En 15 ans, la demande globale progresse de 164 %. Dans le même temps, celle des étrangers ne progresse que de 85 % au cours des dix premières années pour stagner ensuite. En valeur relative, le poids de leur demande diminue de près de 28 %.

Cela résulte en partie de la diminution constatée plus haut du regroupement familial. Mais il faut rappeler que l’accès au logement social était quasiment impossible, puisqu’une des conditions prévoyait que la famille devait être en France. Malgré le décret du 19 mars 1986, les offices HLM n’ont pas changé d’attitude.

À noter qu’au 1er juillet 89, dans cette même agglomération, les étrangers occupaient un peu plus de 15 % des logements sociaux.

Dans le rapport Immigrations, le devoir d’insertion [1], il est affirmé que « le passage d’une immigration de main d’œuvre à une immigration sédentaire a pour conséquence de faire du logement un point clé de l’intégration, sans doute plus déterminant que le travail ».

Or, quand on retrace l’ensemble des démarches semées d’embûches effectuées par les travailleurs immigrés pour la recherche d’un logement, on mesure l’écart entre la volonté affichée de l’intégration par le logement et le parcours quasiment impossible pour l’obtention de celui-ci.

Les offices d’HLM ne répondant pas à la demande, les travailleurs immigrés se sont orientés vers le parc locatif privé. On a pu constater localement que certains logements étaient « assignés » au regroupement familial, jusqu’au jour où une partie d’entre eux ont été déclarés insalubres.

Par ailleurs, l’augmentation sensible des loyers et le refus d’un plus grand nombre de propriétaires de louer aux étrangers, ont rendu encore plus ardue la recherche de logements. Les travailleurs immigrés se sont alors tournés vers l’extérieur de l’agglomération, vers des villages plus ou moins éloignés, et même jusque dans une ville voisine — Dôle, dans le Jura, à 50 km — qui, au sein d’une ZUP, possède un parc HLM dont un nombre non négligeable de logements sont vides.

Enfin, une consultation récente auprès des mairies de l’agglomération, toutes forces politiques confondues, montre qu’est toujours mis en avant le problème de la répartition géographique de la population étrangère.

« Des ressources stables et suffisantes »

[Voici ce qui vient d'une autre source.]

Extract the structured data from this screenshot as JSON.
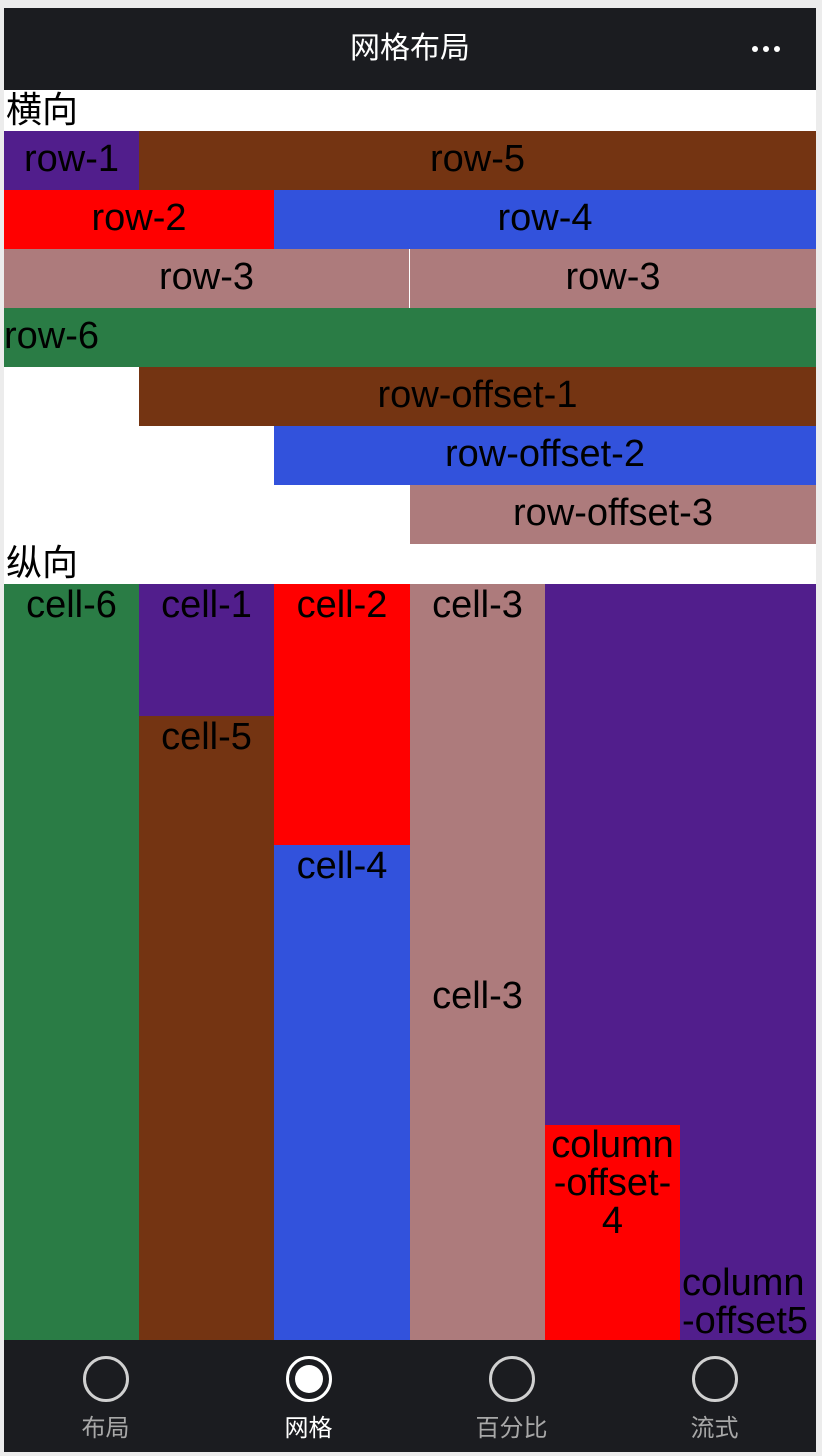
{
  "navbar": {
    "title": "网格布局"
  },
  "sections": {
    "horizontal": "横向",
    "vertical": "纵向"
  },
  "rows": [
    {
      "label": "row-1",
      "color": "#511e8c"
    },
    {
      "label": "row-5",
      "color": "#743412"
    },
    {
      "label": "row-2",
      "color": "#ff0000"
    },
    {
      "label": "row-4",
      "color": "#3252dc"
    },
    {
      "label": "row-3",
      "color": "#ad7b7c"
    },
    {
      "label": "row-3",
      "color": "#ad7b7c"
    },
    {
      "label": "row-6",
      "color": "#2a7c45"
    },
    {
      "label": "row-offset-1",
      "color": "#743412"
    },
    {
      "label": "row-offset-2",
      "color": "#3252dc"
    },
    {
      "label": "row-offset-3",
      "color": "#ad7b7c"
    }
  ],
  "cells": [
    {
      "label": "cell-6",
      "color": "#2a7c45"
    },
    {
      "label": "cell-1",
      "color": "#511e8c"
    },
    {
      "label": "cell-5",
      "color": "#743412"
    },
    {
      "label": "cell-2",
      "color": "#ff0000"
    },
    {
      "label": "cell-4",
      "color": "#3252dc"
    },
    {
      "label": "cell-3",
      "color": "#ad7b7c"
    },
    {
      "label": "cell-3",
      "color": "#ad7b7c"
    },
    {
      "label": "",
      "color": "#511e8c"
    },
    {
      "label": "column-offset-4",
      "color": "#ff0000"
    },
    {
      "label": "",
      "color": "#511e8c"
    },
    {
      "label": "column-offset5",
      "color": "#511e8c"
    }
  ],
  "tabbar": {
    "items": [
      {
        "label": "布局",
        "icon": "circle-icon",
        "active": false
      },
      {
        "label": "网格",
        "icon": "circle-filled-icon",
        "active": true
      },
      {
        "label": "百分比",
        "icon": "circle-icon",
        "active": false
      },
      {
        "label": "流式",
        "icon": "circle-icon",
        "active": false
      }
    ]
  }
}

Cette condition nous renvoie à la conception que la société se fait de l’immigré. Celui-ci n’existe légitimement que par le travail, dans le travail et pour le travail. Le rôle joué par l’OMI, qui vérifie auprès de la Direction départementale du travail et de l’employeur que le travailleur n’a pas fait ou ne fera pas l’objet d’une demande de licenciement, a pour conséquence d’insécuriser le travailleur immigré et de faire du licenciement une menace quasi obsessionnelle qui plane sur le travail et le travailleur. Cette peur engendre un surinvestissement de la part de ce dernier en réponse aux exigences du patronat.

De plus, ces éléments interviennent dans un contexte de crise généralisée de l’emploi qui affecte tous les secteurs et principalement ceux où sont employés les travailleurs immigrés (au niveau de la Côte-d’Or, il s’agit surtout des travaux publics et du bâtiment).

La crise de l’emploi pour l’immigré est une crise de légitimité. La suspicion à laquelle il est voué et qui lui colle à la peau, est une réalité objective qui s’inscrit dans les faits et dans la législation. Le décret du 4 décembre 84, par exemple, avait pour objectif, selon les dires de son auteur, de planifier et d’organiser le regroupement familial.

L’ensemble de ces difficultés a eu pour conséquence de sélectionner encore davantage les candidats potentiels au regroupement familial. Ainsi, aujourd’hui, on constate que ce regroupement familial est de plus en plus partiel ou le fait de couples plus jeunes n’ayant pas ou peu d’enfants.

La décision du regroupement familial a été longuement mûrie ici et là-bas ; ce temps a permis une préparation psychologique tant du travailleur que de la famille, ce que la réglementation ne prend absolument pas en compte. Ce faisant, cette réglementation refuse au travailleur immigré d’être reconnu et de vivre dans sa globalité d’homme (mari, père, travailleur, citoyen). Il le contraint à n’être qu’un immigré, à ne vivre ici que pour vendre sa force de travail.




Notes

[1Rapport du Commissariat général du Plan, La Documentation française, 1988.